Figure 3 Challenges in the early diagnosis of acute pancreatitis due to primary hyperthyroidism during pregnancy. The difficulties in diagnosing primary hyperparathyroidism during pregnancy are related primarily to physiological changes, which lead to overlapping clinical symptoms and affect the results of biochemical tests. Additionally, imaging tests are limited in use because of the potential negative impact on the fetus. ⁹⁹mTc: 99m Technetium; CT: Computed tomography; GFR: Glomerular filtration rate; MRI: Magnetic resonance imaging; PTH: Parathyroid hormone; US: Ultrasound.

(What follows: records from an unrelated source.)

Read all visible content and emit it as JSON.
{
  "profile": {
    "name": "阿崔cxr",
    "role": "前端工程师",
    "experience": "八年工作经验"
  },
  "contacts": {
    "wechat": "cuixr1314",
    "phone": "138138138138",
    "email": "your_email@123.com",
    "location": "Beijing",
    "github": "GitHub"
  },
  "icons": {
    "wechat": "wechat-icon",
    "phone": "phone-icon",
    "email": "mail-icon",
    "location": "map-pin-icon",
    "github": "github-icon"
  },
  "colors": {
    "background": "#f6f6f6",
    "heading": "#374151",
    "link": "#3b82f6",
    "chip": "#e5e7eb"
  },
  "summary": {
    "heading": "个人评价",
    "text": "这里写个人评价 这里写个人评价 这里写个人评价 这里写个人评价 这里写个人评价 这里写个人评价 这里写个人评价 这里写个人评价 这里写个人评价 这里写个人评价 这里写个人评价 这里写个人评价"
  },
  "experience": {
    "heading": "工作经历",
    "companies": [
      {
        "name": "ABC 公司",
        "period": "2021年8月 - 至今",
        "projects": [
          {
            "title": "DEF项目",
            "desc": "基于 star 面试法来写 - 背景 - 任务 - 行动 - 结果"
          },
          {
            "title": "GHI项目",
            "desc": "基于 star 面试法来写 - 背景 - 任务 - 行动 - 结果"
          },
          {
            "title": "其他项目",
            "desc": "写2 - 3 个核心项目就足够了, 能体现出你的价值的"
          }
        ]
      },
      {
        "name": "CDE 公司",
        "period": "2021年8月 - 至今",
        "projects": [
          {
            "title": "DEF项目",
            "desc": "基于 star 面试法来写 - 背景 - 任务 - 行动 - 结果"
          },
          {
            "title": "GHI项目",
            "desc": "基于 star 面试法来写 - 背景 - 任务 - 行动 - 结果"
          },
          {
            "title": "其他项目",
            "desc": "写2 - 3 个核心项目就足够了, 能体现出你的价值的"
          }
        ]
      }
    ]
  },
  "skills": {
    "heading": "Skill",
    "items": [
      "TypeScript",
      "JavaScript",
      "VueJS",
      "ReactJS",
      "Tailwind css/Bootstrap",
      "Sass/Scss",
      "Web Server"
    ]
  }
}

Figure 4 Algorithm for primary hyperparathyroidism-induced acute pancreatitis during pregnancy. Pregnant patients presenting with symptoms such as anorexia, abdominal pain, nausea, vomiting, and constipation from the 20^th week of pregnancy should undergo careful clinical evaluation. If acute pancreatitis is suspected, tests including amylase, lipase, and imaging studies should be performed, with abdominal ultrasound being the first-line test because of its low cost and lack of fetal impact. After acute pancreatitis is diagnosed, biochemical and imaging tests should be conducted to confirm the presence of primary hyperparathyroidism. In patients with symptoms of hypercalcemia due to primary hyperparathyroidism, parathyroidectomy should be considered. Additionally, the fetal condition should be assessed. If fetal distress is present, treatment with tocolytic drugs should be initiated, and an emergency cesarean section should be considered if initial medical management is ineffective. ¹Consider using a low radiation dose with patient consent when an magnetic resonance imaging cannot be performed; ²When the patient has a family history, it is young and is able to undergo the procedure; ³Perform when MRI cannot be detected/used, with patient consent, and using a low radiation dose. ⁹⁹mTc: 99m Technetium; CT: Computed tomography; MRI: Magnetic resonance imaging; US: Ultrasound.